Capítulo 28

No estaba segura de lo que iba a sugerir para el capítulo del olfato hasta que volvía a casa por la tarde y pasé frente a un hombre que llevaba en la mano un ramo de flores.

¡Flores, claro! ¿Por qué no centrarse no solo en un aroma sino en la abundancia de olores?

Le había dejado el mensaje a Gideon en su contestador y le di la dirección del sitio en el que nos encontraríamos al día siguiente.

En la cama, unas horas después, pensé en la mujer para la que escribía esas historias.

Intentaba imaginarla, pero no podía hacerlo porque no sabía absolutamente nada de ella. Sólo conocía a la persona por la que se sentía atraída… o de la que estaba enamorada: Gideon.

Yo había estado enamorada. De maneras diferentes, de dos hombres. Me habían gustado algunos otros, pero sólo ellos dos habían despertado en mí una emoción profunda. Aunque eran absolutamente opuestos, y lo que sentía por ellos completamente diferente.

El primero era un huracán. Me dejé llevar, incapaz de controlar lo que sentía. Me desnudaba y hacía que sintiera cada centímetro de mi piel, cada terminación nerviosa de mi cuerpo. Estando con él no tenía ganas de comer, de dormir, de ver a nadie más. No había nada tranquilo en las emociones que sentía cuando estaba con Colé. Y no había nada que pudiera imaginar no hacer con él. De modo que las hice todas. Sin vergüenza alguna, me abrí para él, como el tronco de un árbol partido por un rayo, mostrando su centro sin pudor alguno.

Él tomó lo que yo le ofrecía sin preguntarse jamás si era por mi bien o no. Colé quería lo que yo quería… o eso pensaba yo. Desde luego, lo que me daba era precisamente eso: su deseo.

A mí me emocionaba saber que nada de lo que yo hiciera, o dijera, podría turbarle o asustarle. Cuanto más buscaba dentro de mí misma para sorprenderlo, más le gustaba. Se lo di todo; todo lo que podía ofrecerle a un hombre.

Diez años después, nada era lo mismo. Enamorarme de Kenneth fue como remar en un lago, los dos juntos. Era como sentir el calor del sol en la cara. Pero mi reflejo en el agua era sereno y el agua era clara, limpia. Kenneth era un descanso. Con él podía olvidar la chica que había sido, la que se desnudaba y abría las piernas y la boca para el chico larguirucho del que no se cansaba nunca. Estando con Kenneth, no pensaba en esa chica. Me olvidaba de ella como uno se olvida de una herida que deja una pequeña cicatriz sin importancia. Yo adoraba a Kenneth por lo que podía ser con él… alguien a quien la pasión no le hacía sufrir.

Entonces no sabía que estaba fingiendo.

Después de todo, cambiamos. Nos convertimos en otras personas dependiendo no sólo de las experiencias que hayamos tenido sino por lo que sabemos que no queremos repetir en el futuro. Y yo no tenía suficiente valor como para ser una versión madura de la adolescente que había sido, la que no entendía el concepto de vergüenza… ni la idea de la traición.

Me di la vuelta en la cama entonces y empecé a pensar en Gideon. ¿Cómo sería con la mujer a la que estábamos escribiendo esas cartas? ¿Qué le habría escrito ella que le hizo decidir empezar con esta aventura? ¿La conocería bien? ¿La conocería de arriba abajo, de dentro afuera? ¿Habría memorizado su sabor, el olor de su piel?

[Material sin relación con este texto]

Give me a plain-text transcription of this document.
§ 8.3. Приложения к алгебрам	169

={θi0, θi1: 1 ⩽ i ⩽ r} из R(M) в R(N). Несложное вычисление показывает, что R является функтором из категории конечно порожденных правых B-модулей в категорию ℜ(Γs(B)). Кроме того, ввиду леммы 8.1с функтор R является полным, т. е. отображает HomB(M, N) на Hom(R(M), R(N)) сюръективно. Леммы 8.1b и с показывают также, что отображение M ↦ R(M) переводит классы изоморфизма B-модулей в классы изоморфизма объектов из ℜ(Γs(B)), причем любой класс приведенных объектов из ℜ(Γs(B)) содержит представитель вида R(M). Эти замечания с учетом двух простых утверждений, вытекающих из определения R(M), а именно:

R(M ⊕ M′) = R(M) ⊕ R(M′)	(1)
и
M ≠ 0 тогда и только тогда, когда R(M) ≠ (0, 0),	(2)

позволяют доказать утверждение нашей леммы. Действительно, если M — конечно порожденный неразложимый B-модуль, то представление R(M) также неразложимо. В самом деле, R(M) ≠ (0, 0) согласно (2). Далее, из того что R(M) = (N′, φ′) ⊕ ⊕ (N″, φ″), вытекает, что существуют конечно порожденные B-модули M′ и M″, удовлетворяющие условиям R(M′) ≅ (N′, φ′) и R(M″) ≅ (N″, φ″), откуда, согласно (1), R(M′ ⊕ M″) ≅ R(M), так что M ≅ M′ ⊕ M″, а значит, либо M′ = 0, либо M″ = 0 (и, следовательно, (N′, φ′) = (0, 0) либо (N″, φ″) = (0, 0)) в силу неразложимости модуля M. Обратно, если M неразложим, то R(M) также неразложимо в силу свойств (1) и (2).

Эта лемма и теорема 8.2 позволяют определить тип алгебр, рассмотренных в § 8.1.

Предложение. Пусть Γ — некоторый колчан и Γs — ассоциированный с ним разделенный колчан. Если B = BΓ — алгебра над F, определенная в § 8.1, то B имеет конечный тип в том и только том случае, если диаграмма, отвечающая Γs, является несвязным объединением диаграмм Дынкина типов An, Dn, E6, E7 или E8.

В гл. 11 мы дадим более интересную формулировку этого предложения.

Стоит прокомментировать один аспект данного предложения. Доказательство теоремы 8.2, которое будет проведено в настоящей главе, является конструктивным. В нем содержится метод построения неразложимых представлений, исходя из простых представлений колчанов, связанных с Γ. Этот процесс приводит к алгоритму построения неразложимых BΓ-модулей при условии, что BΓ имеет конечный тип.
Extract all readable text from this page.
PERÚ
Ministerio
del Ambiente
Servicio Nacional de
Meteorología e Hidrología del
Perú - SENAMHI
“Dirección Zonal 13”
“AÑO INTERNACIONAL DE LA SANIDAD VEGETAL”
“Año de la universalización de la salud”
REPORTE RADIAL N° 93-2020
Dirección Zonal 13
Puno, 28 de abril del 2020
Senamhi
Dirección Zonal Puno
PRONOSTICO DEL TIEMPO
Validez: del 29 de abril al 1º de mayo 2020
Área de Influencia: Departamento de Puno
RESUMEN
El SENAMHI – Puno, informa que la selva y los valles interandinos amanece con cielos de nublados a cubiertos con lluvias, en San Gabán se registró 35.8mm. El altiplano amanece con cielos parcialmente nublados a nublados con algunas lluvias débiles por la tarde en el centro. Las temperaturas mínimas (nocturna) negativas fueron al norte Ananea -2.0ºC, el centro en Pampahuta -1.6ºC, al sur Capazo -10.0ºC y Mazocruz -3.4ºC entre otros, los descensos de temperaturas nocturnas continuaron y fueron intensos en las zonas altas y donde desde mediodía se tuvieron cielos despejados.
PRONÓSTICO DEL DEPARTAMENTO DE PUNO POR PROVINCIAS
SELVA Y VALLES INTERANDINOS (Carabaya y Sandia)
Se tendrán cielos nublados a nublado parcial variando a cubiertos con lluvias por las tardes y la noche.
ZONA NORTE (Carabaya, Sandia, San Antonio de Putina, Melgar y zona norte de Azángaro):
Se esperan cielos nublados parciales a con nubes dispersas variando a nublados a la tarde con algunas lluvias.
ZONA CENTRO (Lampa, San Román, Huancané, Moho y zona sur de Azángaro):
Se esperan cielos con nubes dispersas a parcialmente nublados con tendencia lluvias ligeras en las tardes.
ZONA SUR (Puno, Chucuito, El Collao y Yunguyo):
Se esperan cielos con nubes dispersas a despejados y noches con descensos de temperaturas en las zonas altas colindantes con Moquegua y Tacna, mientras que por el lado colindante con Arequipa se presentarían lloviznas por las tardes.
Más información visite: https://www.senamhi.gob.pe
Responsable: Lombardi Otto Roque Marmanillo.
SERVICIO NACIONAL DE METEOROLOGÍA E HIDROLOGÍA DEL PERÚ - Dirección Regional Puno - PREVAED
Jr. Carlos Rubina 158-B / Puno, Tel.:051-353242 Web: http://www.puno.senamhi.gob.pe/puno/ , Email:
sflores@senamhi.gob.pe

Casi podía verlo, con el flequillo cayendo sobre la frente, sus ojos verdes clavados en ella, tomando su cara entre las manos…

Eso me hizo sentir algo que no había experimentado en mucho tiempo. El deseo, el anhelo de estar con un hombre.

¿Quién sería ella?

¿Qué le escribía a Gideon?

¿Qué añadiría él a las historias para hacerlas más personales, más perversas, más prometedoras, mas dulces, más lujuriosas, más amorosas?

Luego, mientras me quedaba dormida, me di cuenta de que ninguna de esas preguntas importaba. Sólo había una cuya respuesta necesitaba saber:

¿Por qué me importaba tanto todo eso?